Evaluating the Application of Regular Grammars for Bulgarian Verb Forms
Some Preliminary Evaluation of the Grammar Application
The application of Recognizer 2 enables correct delimitation and markup of the majority of the longest compound verb form patterns. Experiments with a newspaper corpus reveal that chunks identified by Recognizer 1 are often adjacent within the longest compound verb form patterns in communicatively unmarked written prose. The paradigmatic representation of word order within the verb complex, considering the “communicative organization of Bulgarian sentences” as outlined in Avgustinova 1997 Building a Two-Level Grammar, supports this conclusion.

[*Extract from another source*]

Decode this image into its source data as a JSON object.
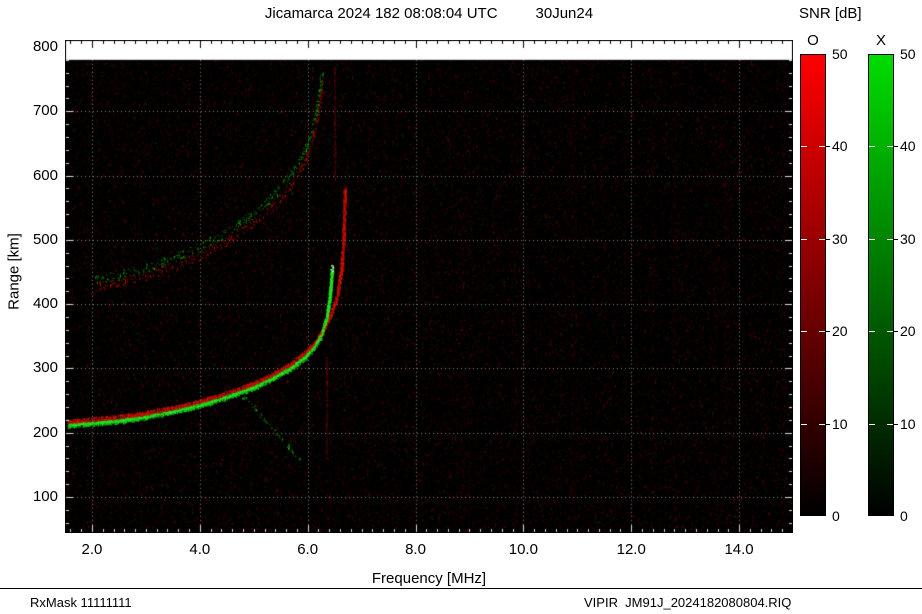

Here are numerical insights into the application of the regular grammars
In a 4292-word text, Recognizer 1 identifies 536 occurrences of main verbs with or without small words, 164 occurrences of auxiliary verbs with or without small words, and 5 occurrences of small word groups recognized as a separate chunk.
Recognizer 2 recognizes 77 compound verb forms as longest matches. Notably, the current grammar doesn’t identify the combination between the copula and primary predicatives as a pattern to be recognized; they remain separate entities. Manual evaluation of the 77 occurrences revealed one erroneous identification, where the verbal part of a subordinate clause was incorrectly combined into a verb complex with a preceding copula. The grammar faces challenges in cases of discontinuous compound verb forms Bulgaria Private Tours Kazanlak.
The results across different types of segments remain relatively consistent in various text documents, indicating the preservation of occurrence ratios.
The initial phase of grammar development for parsing compound verb forms offers valuable insights for subsequent phases. Several conclusions are drawn, serving as a foundation for further grammar development.